Once the structure is in place, it should be scrupulously followed by everyone in the ED.
“There should be particular emphasis on training the entire ED staff on the potential damage that can be caused by conversations, gossip, written reports, and communications that stray outside the strict boundaries of the formal peer review or quality assurance structure,” advises Frew.
Closely Examine Case Law
EPs should look closely at the literal wording of the statute that protects the peer review materials and the case law that has construed that statute, or ask their lawyers to do so for them and describe the state of the law in the jurisdiction on these questions. “Try to figure out as accurately as you can, how to keep within the protection that your state provides,” says McMenamin.
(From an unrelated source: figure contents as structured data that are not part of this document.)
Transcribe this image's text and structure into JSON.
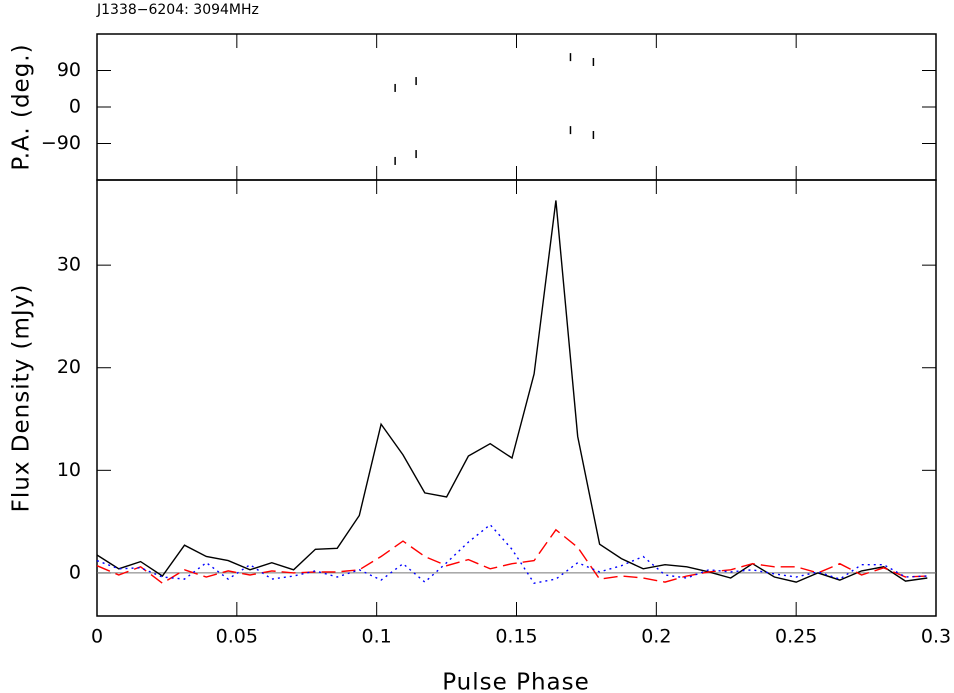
{
  "chart_data": [
    {
      "type": "scatter",
      "title": "J1338−6204: 3094MHz",
      "ylabel": "P.A. (deg.)",
      "x": [
        0.1066,
        0.1066,
        0.1141,
        0.1141,
        0.1693,
        0.1693,
        0.1775,
        0.1775
      ],
      "values": [
        47,
        -133,
        64,
        -116,
        123,
        -57,
        111,
        -69
      ],
      "color": "#000000",
      "xlim": [
        0,
        0.3
      ],
      "xticks": [
        0,
        0.05,
        0.1,
        0.15,
        0.2,
        0.25,
        0.3
      ],
      "ylim": [
        -180,
        180
      ],
      "yticks": [
        {
          "value": -90,
          "label": "−90"
        },
        0,
        90
      ]
    },
    {
      "type": "line",
      "xlabel": "Pulse Phase",
      "ylabel": "Flux Density (mJy)",
      "x": [
        0,
        0.0078,
        0.0156,
        0.0234,
        0.0313,
        0.0391,
        0.0469,
        0.0547,
        0.0625,
        0.0703,
        0.0781,
        0.0859,
        0.0938,
        0.1016,
        0.1094,
        0.1172,
        0.125,
        0.1328,
        0.1406,
        0.1484,
        0.1563,
        0.1641,
        0.1719,
        0.1797,
        0.1875,
        0.1953,
        0.2031,
        0.2109,
        0.2188,
        0.2266,
        0.2344,
        0.2422,
        0.25,
        0.2578,
        0.2656,
        0.2734,
        0.2813,
        0.2891,
        0.2969
      ],
      "series": [
        {
          "color": "#000000",
          "style": "solid",
          "values": [
            1.75,
            0.4,
            1.1,
            -0.3,
            2.7,
            1.6,
            1.2,
            0.3,
            1.0,
            0.3,
            2.3,
            2.4,
            5.6,
            14.5,
            11.5,
            7.8,
            7.4,
            11.4,
            12.6,
            11.2,
            19.4,
            36.3,
            13.3,
            2.8,
            1.4,
            0.4,
            0.8,
            0.6,
            0.1,
            -0.5,
            0.9,
            -0.4,
            -0.9,
            0,
            -0.7,
            0.2,
            0.6,
            -0.8,
            -0.5
          ]
        },
        {
          "color": "#ff0000",
          "style": "dashed",
          "values": [
            0.7,
            -0.2,
            0.6,
            -1.0,
            0.3,
            -0.4,
            0.2,
            -0.2,
            0.2,
            0,
            0.1,
            0.1,
            0.3,
            1.6,
            3.1,
            1.6,
            0.7,
            1.3,
            0.4,
            0.9,
            1.2,
            4.2,
            2.5,
            -0.6,
            -0.3,
            -0.5,
            -0.9,
            -0.3,
            0.1,
            0.3,
            0.9,
            0.6,
            0.6,
            0,
            0.9,
            -0.2,
            0.5,
            -0.4,
            -0.3
          ]
        },
        {
          "color": "#0000ff",
          "style": "dotted",
          "values": [
            1.2,
            0.4,
            0.5,
            -0.4,
            -0.6,
            1.0,
            -0.6,
            0.8,
            -0.6,
            -0.3,
            0.2,
            -0.4,
            0.3,
            -0.7,
            0.9,
            -0.9,
            1.0,
            3.0,
            4.7,
            2.3,
            -1.0,
            -0.6,
            1.0,
            0.1,
            0.7,
            1.6,
            -0.2,
            -0.5,
            0.3,
            0.1,
            0.3,
            -0.1,
            -0.4,
            0.1,
            -0.6,
            0.8,
            0.8,
            -0.4,
            -0.3
          ]
        }
      ],
      "zero_line": true,
      "xlim": [
        0,
        0.3
      ],
      "xticks": [
        0,
        0.05,
        0.1,
        0.15,
        0.2,
        0.25,
        0.3
      ],
      "ylim": [
        -4.2,
        38.3
      ],
      "yticks": [
        0,
        10,
        20,
        30
      ]
    }
  ]
}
If an EP is practicing in a state that does not protect peer review materials very well, or at all, EPs might need to alter the way in which they address safety concerns. For instance, the EP might want to document only the facts regarding a medication error on an incident report, without drawing any conclusions on why it occurred or how to prevent it from happening again.
“By avoiding any sort of analysis, you avoid the risk that you give some sort of road map to the plaintiff’s lawyer,” says McMenamin. In some instances, reporting concerns verbally instead of in writing may offer some protection to the EP.
“To the extent writing is needed, prepare it under whatever umbrella your state may provide,” he says. For the most sensitive matters, appears likely, EPs should engage with counsel. “Let any investigation, analysis, conclusions, and recommendations be prepared under his direction,” says McMenamin.
On the other hand, if the state rigidly protects peer review privileges, EPs can proceed on the assumption that whatever they write down on an incident report won’t be discoverable. “It is important to take advantage of such protection as the law in your state provides,” advises McMenamin.
If the ED or hospital has a committee whose peer review materials are intended to be protected from discovery, McMenamin recommends that the committee’s name be taken verbatim from the state statute, such as “peer review committee,” “patient safety committee,” or “medical necessity committee.”
Another consideration is the founding document creating the committee, such as a board resolution that states its purpose. “Steal language from the statute or other authority and use it to create your committee,” says McMenamin.
There are a lot of variables for the EP to weigh when determining the best way to proceed, acknowledges McMenamin, “but generally speaking, if litigation arises, privileges are hard to maintain and easy to blow.”